Hacker News new | past | comments | ask | show | jobs | submit login
Session Types for Rust (github.com)
232 points by adamnemecek 53 days ago | hide | past | web | favorite | 49 comments



I taught this concept in my course on Programming Languages at Stanford. If you’d like a more pedagogic introduction to both session types and their implementation, check out the course notes: http://cs242.stanford.edu/f18/lectures/07-2-session-types.ht...


I don’t believe that strict “session types” are a good fit for Rust: it’s shoehorning a concept, simultaneously specialised (it’s for channels) and generalised (as in “left” and “right”), into Rust in a way that works, but is not as pleasant as can be achieved with little effort. (There’s not much actual code in session-types/src/lib.rs—most of it is interfaces and macros because it made life hard for itself by being too generic.)

The underlying concept in Rust is basically a type-level enum (state machine), encoding the variant (state) as a phantom type in a generic parameter; that, you can express without the full baggage of what is called session types, and with greater freedom.

The situation is similar to the Either enum with its Left and Right variants: it was in the standard library well before Rust 1.0 because it was easy, but it was eventually abandoned in favour of good semantics: most users should use Result, and the rest should write their own two-variant enums. Similarly, if you encode your state machine in Rust types yourself, you end up with clearer and more obvious code.

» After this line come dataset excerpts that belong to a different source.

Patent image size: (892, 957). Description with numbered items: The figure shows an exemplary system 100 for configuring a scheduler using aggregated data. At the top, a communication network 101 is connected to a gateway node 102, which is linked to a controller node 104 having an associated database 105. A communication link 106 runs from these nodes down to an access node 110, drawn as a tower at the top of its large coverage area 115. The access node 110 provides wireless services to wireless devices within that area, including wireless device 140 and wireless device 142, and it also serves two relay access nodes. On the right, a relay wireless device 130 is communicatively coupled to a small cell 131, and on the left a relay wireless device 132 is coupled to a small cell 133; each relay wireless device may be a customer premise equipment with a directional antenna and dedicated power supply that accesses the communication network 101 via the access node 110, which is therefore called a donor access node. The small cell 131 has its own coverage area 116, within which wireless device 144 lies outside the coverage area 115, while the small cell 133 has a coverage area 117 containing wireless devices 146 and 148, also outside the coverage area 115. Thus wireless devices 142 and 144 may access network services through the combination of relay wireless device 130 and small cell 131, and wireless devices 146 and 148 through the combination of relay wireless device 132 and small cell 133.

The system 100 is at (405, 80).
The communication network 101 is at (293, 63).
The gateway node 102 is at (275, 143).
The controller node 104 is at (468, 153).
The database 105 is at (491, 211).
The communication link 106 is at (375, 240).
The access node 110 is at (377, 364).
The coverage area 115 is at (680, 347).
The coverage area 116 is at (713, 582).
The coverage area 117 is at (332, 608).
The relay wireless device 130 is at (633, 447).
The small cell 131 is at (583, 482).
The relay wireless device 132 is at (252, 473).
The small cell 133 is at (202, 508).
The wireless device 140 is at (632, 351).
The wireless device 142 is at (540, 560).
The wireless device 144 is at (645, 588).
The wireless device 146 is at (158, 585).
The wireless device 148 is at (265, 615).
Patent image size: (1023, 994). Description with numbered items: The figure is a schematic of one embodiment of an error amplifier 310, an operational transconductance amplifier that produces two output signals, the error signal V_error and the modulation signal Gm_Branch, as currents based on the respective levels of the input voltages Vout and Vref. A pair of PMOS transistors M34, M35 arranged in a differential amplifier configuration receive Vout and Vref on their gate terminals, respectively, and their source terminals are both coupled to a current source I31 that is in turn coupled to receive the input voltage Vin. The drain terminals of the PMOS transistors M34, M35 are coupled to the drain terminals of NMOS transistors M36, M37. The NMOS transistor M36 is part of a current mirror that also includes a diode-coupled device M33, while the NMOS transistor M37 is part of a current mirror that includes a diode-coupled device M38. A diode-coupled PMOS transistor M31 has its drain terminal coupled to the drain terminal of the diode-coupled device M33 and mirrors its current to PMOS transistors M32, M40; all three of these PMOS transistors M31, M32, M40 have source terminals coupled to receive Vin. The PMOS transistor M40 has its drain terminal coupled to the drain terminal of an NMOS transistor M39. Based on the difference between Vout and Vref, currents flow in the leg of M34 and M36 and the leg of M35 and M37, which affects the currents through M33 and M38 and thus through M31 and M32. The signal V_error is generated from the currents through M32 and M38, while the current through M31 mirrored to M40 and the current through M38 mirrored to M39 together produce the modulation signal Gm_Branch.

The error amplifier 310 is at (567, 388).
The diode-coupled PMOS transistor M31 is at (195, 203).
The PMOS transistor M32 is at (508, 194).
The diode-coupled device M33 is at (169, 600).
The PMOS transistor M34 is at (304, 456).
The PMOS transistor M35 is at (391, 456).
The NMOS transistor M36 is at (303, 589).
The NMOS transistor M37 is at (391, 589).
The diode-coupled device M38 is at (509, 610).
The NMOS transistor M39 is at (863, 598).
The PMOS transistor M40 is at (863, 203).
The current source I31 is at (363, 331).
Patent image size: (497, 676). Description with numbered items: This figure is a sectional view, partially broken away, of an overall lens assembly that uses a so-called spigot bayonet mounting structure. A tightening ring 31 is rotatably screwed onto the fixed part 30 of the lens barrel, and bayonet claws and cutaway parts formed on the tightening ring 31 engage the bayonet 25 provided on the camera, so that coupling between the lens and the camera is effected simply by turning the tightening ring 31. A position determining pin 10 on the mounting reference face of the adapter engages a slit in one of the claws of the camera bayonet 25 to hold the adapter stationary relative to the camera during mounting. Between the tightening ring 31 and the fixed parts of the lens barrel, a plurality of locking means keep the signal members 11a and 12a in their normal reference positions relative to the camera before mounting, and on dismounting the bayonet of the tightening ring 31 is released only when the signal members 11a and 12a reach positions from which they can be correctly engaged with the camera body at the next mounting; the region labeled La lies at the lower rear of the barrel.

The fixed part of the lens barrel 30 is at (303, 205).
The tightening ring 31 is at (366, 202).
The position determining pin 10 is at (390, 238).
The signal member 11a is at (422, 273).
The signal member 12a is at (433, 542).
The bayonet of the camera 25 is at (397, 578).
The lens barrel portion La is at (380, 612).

The main thing this library does is get you the specific channel behaviour; that may be useful in some situations, but you can implement the underlying concept atop regular channels without much difficulty, and it gives you considerably more freedom in the API.

Here’s a small macro library that I wrote a few years ago, with an example that demonstrates this general concept: https://github.com/chris-morgan/phantom-enum

I find myself wishing more and more often that Rust enum variants could be used as types, and that type refinement could work like in TypeScript.

(I do realise that what I’m advocating is targeting a potentially different and broader sector to session-types, but I maintain my position: doing it from scratch yourself is fairly straightforward, normally easy and more powerful.)

You can achieve all of this with different types instead of one type with a phantom enum type parameter, too; see the insanitybit article linked elsewhere in these comments. The primary benefit of the phantom enum type parameter approach is when you have methods that apply in multiple, or all, states, so that you don’t need to duplicate them. Sometimes you want extra data in particular states; you can achieve that in the type parameter approach by making the enum not phantom, and rather a struct with extra data, or you can achieve that by just using distinct types. Which is most appropriate varies case by case.


Do you know of any programming language where this type of things (having functions defined only for certain enum values, or anything equivalent) would be doable properly, without hacking the typesystem ?


Look for languages with dependent typing. Idris and Liquid Haskell are the two that spring to my mind.

Other than that, TypeScript has decent support for the concept, though with standalone functions rather than methods: you’d define your “variants” as types (or interfaces), define the “enum” as the union of those types (e.g. `Foo | Bar`), and then have your functions take either the entire “enum” type, or specific “variant” types. In place of Rust’s `match`, you will then use type guards to narrow the “enum” type down to one (or more, if you like) of the “variant” types. See https://www.typescriptlang.org/docs/handbook/advanced-types.... for a bit of info.


Jula allows it, initially only defining the integer division operator for non-zero divisor. That default changed due to a (at that point) lack of syntactic sugar and type-inference to not make it a massive hassle.

Edit: It's called a partial function, and I confused Julia with Pony. The former might be able to express it, the latter can handle it in some way, but I'm not familiar with either type system.


If you're interested in this, you may want to take a look at this article as well: https://insanitybit.github.io/2016/05/30/beyond-memory-safet...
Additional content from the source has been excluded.